Fifth Sunday after Pentecost; 10 July 2022; Proper 10C (RCL); Amos 7:7-17; Psalm 82; Colossians 1:1-14; Luke 10:25-37.

In Track 1 in the RCL, we read through the major events in Old Testament history, and in Year C, Ordinary Time, we’re reading through the end of the two kingdoms. Amos is the first prophet of whom we have any record of his sayings. He is beginning to predict the collapse of the Northern Kingdom. As would become the standard trope of the deuteronomistic historians, Amos lays the blame for the impending collapse squarely in the kingdom itself, and particularly its king. Never mind the geopolitical forces that would bring disaster to both Israel and Judah, it is their faithlessness, according to the prophets, that brings about their end.

It’s a convenient device, and of course, there is some truth in it. Any kingdom (or any nation for that matter) can be faulted for its failure to protect the weak and for the concentration of wealth among the elite. But perhaps the prophets were on to something — when the situation becomes extreme, the nation collapses from within, making it susceptible to external forces.

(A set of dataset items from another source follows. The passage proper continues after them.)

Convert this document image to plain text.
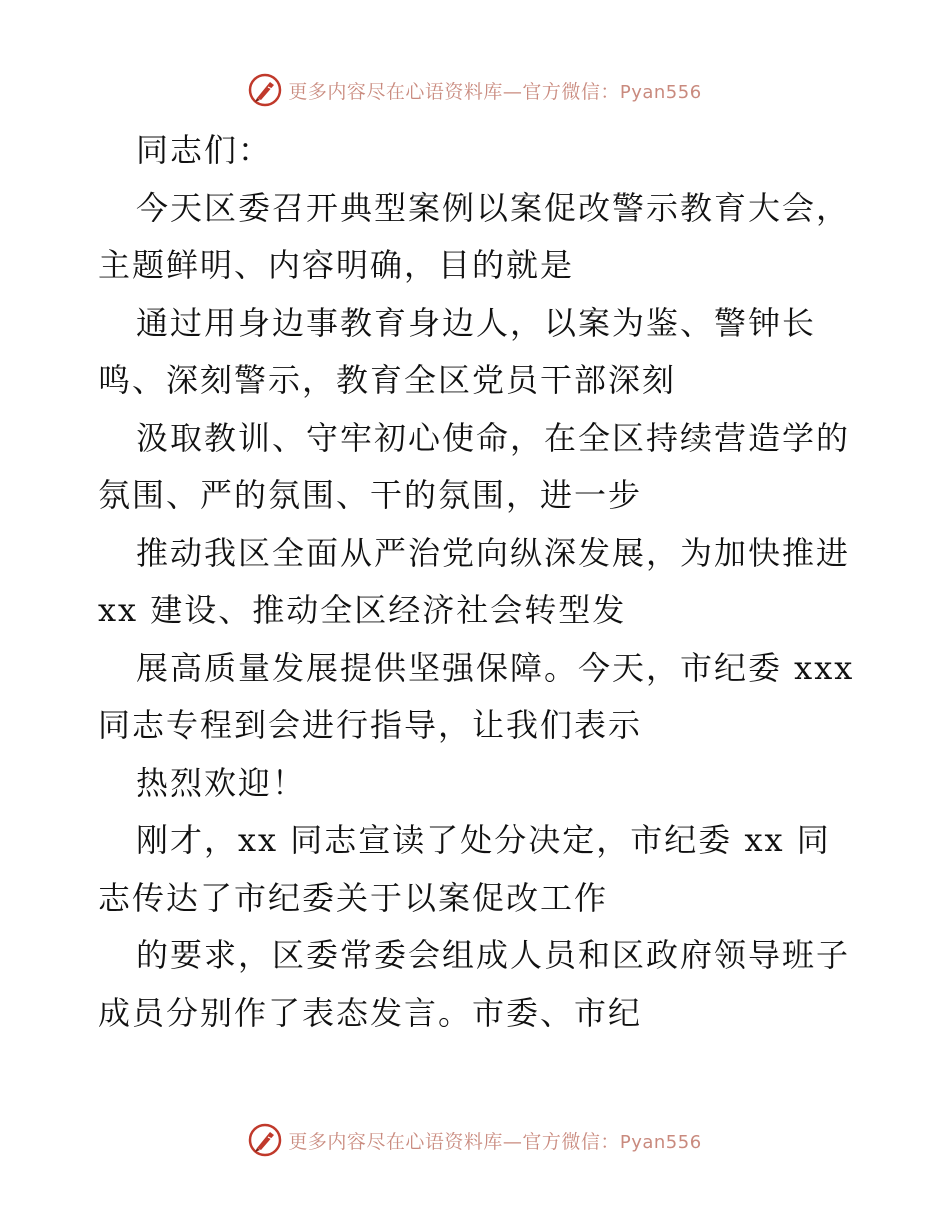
更多内容尽在心语资料库—官方微信：Pyan556
同志们：
今天区委召开典型案例以案促改警示教育大会，
主题鲜明、内容明确，目的就是
通过用身边事教育身边人，以案为鉴、警钟长
鸣、深刻警示，教育全区党员干部深刻
汲取教训、守牢初心使命，在全区持续营造学的
氛围、严的氛围、干的氛围，进一步
推动我区全面从严治党向纵深发展，为加快推进
xx 建设、推动全区经济社会转型发
展高质量发展提供坚强保障。今天，市纪委 xxx
同志专程到会进行指导，让我们表示
热烈欢迎！
刚才，xx 同志宣读了处分决定，市纪委 xx 同
志传达了市纪委关于以案促改工作
的要求，区委常委会组成人员和区政府领导班子
成员分别作了表态发言。市委、市纪
更多内容尽在心语资料库—官方微信：Pyan556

At any event, this passage from Amos can help explain the antipathy between Jews and Samaritans in Jesus’ time. The southern kingdom looked on the northern kingdom first as apostates, and then after the Assyrian conquest and resettlement of peoples, as half-breeds. This background is important to understanding the parable in Luke’s Gospel.

This parable has always seemed a bit backward to me, and I’ve come to the conclusion that this is Luke’s intention. The lawyer asks, “Who is my neighbor?” and Jesus tells the parable in response. One key to understanding stories like this is that we are to put ourselves in the place of the main character, the character who appears in all the little scenes in the story. This story has five little “scenes”: The man among thieves; the man and the priest; the man and the Levite; the man and the Samaritan; the man, the Samaritan, and the innkeeper.

We are to identify with the man who fell among the thieves (so is the lawyer). So when Jesus asks, “Who was neighbor to the man who fell among the thieves?” the answer will answer the lawyer’s question, “Who is my neighbor?” The answer, of course, is the Samaritan. So, the answer to the question, “Who is my neighbor?” is “the despised other who offers me mercy.”

So, when Jesus says, “Go and do likewise,” we tend to think he is telling us to be like the Samaritan and offer mercy to those by the side of the road, but really, Jesus is telling us to accept mercy from the despised other. That’s much harder than helping others. For starters, we don’t like to admit that we need help. It implies shame. And then to accept help from the despised other only deepens the shame.

To Love God and to love neighbor is to recognize our absolute interdependence, which is the only way community works. So, to inherit eternal life is to live in that kind of interdependence. This is very different from how we usually think of eternal life. That’s why I think Luke intends for the story to read a bit backward — to force us to rethink eternal life.